See [docs/otel.md](https://github.com/eunomia-bpf/agentsight/blob/master/docs/otel.md) for
collector setup and backend integration.

## ❓ Frequently Asked Questions

**Q: What permissions does AgentSight need?**
A: eBPF probes need root privileges, so AgentSight may prompt for `sudo`. With `record -- `, the monitored agent still runs as your normal user; only the probes are elevated.

**Q: What's the performance impact?**
A: Our evaluation reports less than 3% CPU overhead for typical traced agent workloads.

**Q: Where does captured data go?**
A: `record` stores sessions as `agentsight-*.db` files in the current directory by default, and `report` reads the latest matching file from that directory unless you pass `--db`. When no default DB exists, report commands warn and fall back to local Claude/Codex/Gemini agent sessions where available. `monitor` stores its weekly background DBs under `~/.agentsight/monitor`, and `top` is read-only unless you explicitly pass `--db` to inspect a saved session. Use `agentsight report`, `agentsight report list`, `agentsight report audit --json`, and `agentsight report token` to inspect prior runs. Captured data can include prompts, responses, paths, headers, and network targets, so treat logs and DBs as sensitive.

**Q: Why doesn't AgentSight capture traffic from Claude Code, Node.js, or Gemini CLI?**
A: These applications statically link their SSL library (BoringSSL for Claude/Bun, OpenSSL for **all** Node.js — both NVM and system installs) into their own binary instead of using system `libssl.so`, so there's nothing for sslsniff to hook by default. AgentSight handles this for you: `record -- ` always discovers the binary, and `record -c node` now auto-discovers the Node binary too. For Claude attach mode, pass `--binary-path`. See the "Zero-Config: record" and "Monitoring Node.js AI Tools" sections.

**Q: What should I check if tracing fails?**
A: Verify you are on Linux with eBPF support, have `sudo` or `CAP_BPF`/`CAP_SYS_ADMIN`, and are using `record -- ` or the correct `--binary-path` for statically linked agents.

## 🤝 Contributing

We welcome contributions!
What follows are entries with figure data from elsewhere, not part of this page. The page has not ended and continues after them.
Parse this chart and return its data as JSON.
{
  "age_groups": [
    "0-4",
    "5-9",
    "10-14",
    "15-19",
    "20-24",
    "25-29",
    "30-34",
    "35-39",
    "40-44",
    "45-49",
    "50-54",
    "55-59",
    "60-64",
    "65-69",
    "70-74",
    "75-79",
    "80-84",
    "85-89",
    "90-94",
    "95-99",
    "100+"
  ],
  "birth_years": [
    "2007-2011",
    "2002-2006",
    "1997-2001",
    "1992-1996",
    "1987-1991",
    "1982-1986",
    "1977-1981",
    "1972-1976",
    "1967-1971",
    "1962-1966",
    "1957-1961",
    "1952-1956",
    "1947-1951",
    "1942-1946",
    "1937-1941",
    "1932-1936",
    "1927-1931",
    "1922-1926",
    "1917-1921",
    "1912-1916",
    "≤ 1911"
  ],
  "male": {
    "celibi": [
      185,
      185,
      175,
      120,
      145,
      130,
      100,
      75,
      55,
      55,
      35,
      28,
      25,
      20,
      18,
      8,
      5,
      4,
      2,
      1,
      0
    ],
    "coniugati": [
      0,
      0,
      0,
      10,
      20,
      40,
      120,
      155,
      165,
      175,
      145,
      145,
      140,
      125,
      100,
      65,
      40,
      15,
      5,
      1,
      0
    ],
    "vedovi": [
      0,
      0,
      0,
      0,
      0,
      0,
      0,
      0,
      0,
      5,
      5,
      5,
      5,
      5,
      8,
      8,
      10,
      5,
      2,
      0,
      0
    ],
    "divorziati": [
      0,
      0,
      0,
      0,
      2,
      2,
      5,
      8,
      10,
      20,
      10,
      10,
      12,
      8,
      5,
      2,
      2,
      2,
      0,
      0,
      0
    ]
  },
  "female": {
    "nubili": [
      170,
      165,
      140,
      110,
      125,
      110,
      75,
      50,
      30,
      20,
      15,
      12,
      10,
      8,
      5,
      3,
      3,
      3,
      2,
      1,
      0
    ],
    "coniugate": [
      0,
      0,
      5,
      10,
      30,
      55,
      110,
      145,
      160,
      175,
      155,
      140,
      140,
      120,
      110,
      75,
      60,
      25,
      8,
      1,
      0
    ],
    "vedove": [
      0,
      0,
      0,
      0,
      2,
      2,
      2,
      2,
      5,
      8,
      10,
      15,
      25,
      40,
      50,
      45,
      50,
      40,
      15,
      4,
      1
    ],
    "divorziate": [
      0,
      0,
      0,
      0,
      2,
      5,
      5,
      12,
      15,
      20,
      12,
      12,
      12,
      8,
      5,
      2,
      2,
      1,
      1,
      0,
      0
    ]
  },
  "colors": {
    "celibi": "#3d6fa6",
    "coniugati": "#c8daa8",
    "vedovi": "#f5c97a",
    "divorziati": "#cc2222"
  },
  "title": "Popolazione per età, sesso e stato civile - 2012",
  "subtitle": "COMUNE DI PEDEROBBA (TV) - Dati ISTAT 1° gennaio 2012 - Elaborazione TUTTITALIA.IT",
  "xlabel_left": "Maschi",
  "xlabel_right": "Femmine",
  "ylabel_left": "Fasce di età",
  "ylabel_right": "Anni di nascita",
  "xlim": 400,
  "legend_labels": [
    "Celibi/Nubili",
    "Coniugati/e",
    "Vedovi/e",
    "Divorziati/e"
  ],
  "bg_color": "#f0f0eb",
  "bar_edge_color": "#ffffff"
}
After cloning and building (see [docs/build.md](https://github.com/eunomia-bpf/agentsight/blob/master/docs/build.md)), you can:

```bash
# Run tests
make test

# Frontend development server
cd frontend && npm run dev

# Build debug versions with AddressSanitizer
make -C bpf debug
```

### Key Resources

- [CLAUDE.md](https://github.com/eunomia-bpf/agentsight/blob/master/CLAUDE.md) - Project guidelines and architecture
- [docs/design/README.md](https://github.com/eunomia-bpf/agentsight/blob/master/docs/design/README.md) - archived design notes and research drafts

## 📄 License

MIT License - see [LICENSE](https://github.com/eunomia-bpf/agentsight/blob/master/LICENSE) for details.

---

**💡 The Future of AI Observability**: As AI agents become more autonomous and capable of self-modification, traditional observability approaches become insufficient. AgentSight provides independent, system-level monitoring for safe AI deployment at scale.